The wisdom in this poem didn't deserve the (maybe) tongue in cheek comments. I'm all for standing back, as part of the learning curve.
All is well...my writing is a work in progress and any feedback regarding it ( and not my parenting skills) is welcomed. Perhaps changing the word carried to saved wouldn't imply that I had dropped the subject or thrown them. Thank you all.
so I've changed a few things around, to make things a little clearer.the initial picture of a raindrops on a window replaced with a flower, a less scary image.a few words switched around and changed in the last lines...carried changed to rescued clears up the whole my dropping the subject versus them falling on their own.These changes make the poem stronger.As I have stated, my work even years after the fact,is always in progress. And I take all criticism, whether tongue in cheek or not,very seriously because sometimes it can be helpful.
It's so difficult to get the balance right between protecting them and allowing them to experience.
I am with Dick, you don't need to explain. The writing stands by itself.Pamela
Now, if you could just teach the grown-up world the same lesson. We forget as we get older. Every day is a new day.
Very creative. We do need to let them know sometimes. Great!Hank
Funny...I've often said that I won't wrap my son in cotton wool to protect him...sometimes he'll have to fall down and bleed a little to learn that gravity is always on and waiting to catch him out.I don't see advocacy for neglect or abuse...I see a mum saying that occasionally, we have to let go of our protective instinct and allow our little birds to learn to fly...and fall...and fly again.Shade and Sweetwater,K
your ending is so true much worse than failing is never trying!

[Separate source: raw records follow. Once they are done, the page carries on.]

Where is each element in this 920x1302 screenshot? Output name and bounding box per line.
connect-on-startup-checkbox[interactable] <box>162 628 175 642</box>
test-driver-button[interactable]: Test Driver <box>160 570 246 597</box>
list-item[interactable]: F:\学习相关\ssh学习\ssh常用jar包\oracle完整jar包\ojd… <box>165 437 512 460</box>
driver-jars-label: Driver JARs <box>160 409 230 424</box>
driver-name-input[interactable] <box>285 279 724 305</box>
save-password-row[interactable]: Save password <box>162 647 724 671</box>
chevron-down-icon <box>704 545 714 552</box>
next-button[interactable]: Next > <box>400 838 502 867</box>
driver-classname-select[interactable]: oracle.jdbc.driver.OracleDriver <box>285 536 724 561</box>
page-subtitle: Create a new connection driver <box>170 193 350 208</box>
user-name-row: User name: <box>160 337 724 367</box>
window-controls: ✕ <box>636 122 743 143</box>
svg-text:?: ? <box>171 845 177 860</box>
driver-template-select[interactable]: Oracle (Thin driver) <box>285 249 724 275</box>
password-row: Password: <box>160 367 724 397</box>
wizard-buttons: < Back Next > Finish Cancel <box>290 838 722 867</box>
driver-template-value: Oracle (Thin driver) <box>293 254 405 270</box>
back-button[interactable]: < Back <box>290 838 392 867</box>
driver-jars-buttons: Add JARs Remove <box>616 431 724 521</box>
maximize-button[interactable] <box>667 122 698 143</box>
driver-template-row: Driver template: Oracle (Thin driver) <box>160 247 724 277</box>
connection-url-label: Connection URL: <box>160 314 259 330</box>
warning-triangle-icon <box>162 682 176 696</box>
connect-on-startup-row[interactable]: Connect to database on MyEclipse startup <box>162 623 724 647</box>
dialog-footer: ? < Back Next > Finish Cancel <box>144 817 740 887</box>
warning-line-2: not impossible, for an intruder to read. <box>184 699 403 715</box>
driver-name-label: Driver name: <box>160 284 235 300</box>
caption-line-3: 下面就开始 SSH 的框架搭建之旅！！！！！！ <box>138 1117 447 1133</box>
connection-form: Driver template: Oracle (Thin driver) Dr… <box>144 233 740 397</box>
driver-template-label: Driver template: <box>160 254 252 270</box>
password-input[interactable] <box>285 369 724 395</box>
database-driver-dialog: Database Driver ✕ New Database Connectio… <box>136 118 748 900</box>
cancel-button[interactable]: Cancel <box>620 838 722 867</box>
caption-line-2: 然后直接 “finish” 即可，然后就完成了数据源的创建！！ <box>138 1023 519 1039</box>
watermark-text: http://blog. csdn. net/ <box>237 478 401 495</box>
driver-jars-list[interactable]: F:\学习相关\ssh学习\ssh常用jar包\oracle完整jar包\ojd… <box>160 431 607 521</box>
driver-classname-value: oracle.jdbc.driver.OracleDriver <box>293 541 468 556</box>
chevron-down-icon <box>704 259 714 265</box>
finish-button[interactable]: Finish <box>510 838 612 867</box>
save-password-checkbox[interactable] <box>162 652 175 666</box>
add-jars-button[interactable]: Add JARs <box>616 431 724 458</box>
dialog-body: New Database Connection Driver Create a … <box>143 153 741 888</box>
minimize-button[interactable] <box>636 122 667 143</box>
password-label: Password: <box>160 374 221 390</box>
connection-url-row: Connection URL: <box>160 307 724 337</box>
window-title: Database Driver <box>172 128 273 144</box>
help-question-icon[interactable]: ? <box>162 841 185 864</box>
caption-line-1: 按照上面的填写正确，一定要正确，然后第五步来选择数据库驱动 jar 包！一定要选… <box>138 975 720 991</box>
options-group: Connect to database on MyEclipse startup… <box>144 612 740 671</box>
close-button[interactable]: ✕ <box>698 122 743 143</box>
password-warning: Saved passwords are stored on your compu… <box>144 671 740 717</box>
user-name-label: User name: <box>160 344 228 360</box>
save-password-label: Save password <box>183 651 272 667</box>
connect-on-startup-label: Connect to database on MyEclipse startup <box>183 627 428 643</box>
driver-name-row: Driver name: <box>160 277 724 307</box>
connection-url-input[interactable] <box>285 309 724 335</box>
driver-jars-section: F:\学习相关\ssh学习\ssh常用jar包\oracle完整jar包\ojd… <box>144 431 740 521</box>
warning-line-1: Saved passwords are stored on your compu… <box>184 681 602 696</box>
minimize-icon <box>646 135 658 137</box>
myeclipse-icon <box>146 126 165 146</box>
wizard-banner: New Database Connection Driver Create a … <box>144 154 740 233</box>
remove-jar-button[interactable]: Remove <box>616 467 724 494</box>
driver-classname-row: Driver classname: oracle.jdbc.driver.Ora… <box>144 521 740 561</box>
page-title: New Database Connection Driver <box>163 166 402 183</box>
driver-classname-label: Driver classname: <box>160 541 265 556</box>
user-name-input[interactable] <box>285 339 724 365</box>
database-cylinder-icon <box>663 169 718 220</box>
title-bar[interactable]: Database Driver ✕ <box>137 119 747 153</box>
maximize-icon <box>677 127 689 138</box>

Straight up truth right there. Very nice. -Edward
Sometimes we have to let people fall; hard as it is, it's how we all learn.Love the shape of this poem.

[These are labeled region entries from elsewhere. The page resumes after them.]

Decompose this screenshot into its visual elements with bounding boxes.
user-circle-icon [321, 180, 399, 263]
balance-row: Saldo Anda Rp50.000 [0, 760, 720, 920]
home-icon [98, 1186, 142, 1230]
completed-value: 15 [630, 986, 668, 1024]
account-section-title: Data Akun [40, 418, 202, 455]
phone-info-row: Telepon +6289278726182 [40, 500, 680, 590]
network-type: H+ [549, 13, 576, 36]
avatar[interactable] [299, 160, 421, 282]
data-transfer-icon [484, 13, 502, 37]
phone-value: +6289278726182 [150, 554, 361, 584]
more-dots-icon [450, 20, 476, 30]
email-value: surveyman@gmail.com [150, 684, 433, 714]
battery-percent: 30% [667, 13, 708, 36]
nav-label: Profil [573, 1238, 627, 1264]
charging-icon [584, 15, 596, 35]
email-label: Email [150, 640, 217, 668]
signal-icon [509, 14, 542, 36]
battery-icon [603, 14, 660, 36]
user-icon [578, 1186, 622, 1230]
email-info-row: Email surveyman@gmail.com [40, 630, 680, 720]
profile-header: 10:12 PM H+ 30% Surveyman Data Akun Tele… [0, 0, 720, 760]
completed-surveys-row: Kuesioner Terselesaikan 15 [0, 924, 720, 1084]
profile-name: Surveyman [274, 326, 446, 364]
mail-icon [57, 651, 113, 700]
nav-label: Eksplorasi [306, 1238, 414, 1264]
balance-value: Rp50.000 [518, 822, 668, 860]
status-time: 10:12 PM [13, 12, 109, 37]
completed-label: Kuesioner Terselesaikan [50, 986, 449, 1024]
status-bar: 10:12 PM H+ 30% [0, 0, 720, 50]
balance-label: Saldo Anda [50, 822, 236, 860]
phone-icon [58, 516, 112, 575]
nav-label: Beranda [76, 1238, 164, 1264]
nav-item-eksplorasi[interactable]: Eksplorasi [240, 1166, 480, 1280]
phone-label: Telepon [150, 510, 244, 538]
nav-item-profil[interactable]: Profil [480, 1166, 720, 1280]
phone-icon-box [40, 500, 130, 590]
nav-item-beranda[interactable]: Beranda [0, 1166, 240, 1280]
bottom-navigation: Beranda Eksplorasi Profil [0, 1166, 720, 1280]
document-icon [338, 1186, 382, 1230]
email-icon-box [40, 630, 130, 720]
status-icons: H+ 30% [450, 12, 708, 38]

I read this as a tender piece - doing the hard thing, the best thing, when doing what seems natural and caring is really more harmful in the end.
I felt like you were advocating letting them rise to the occasion. I like this very much!
I really liked this!!! Beautiful poem and a sentiment I imagine all parents can relate to... I need to remind myself sometimes.
but much worse than failing you wouldn't have tried...Insightful, Rene!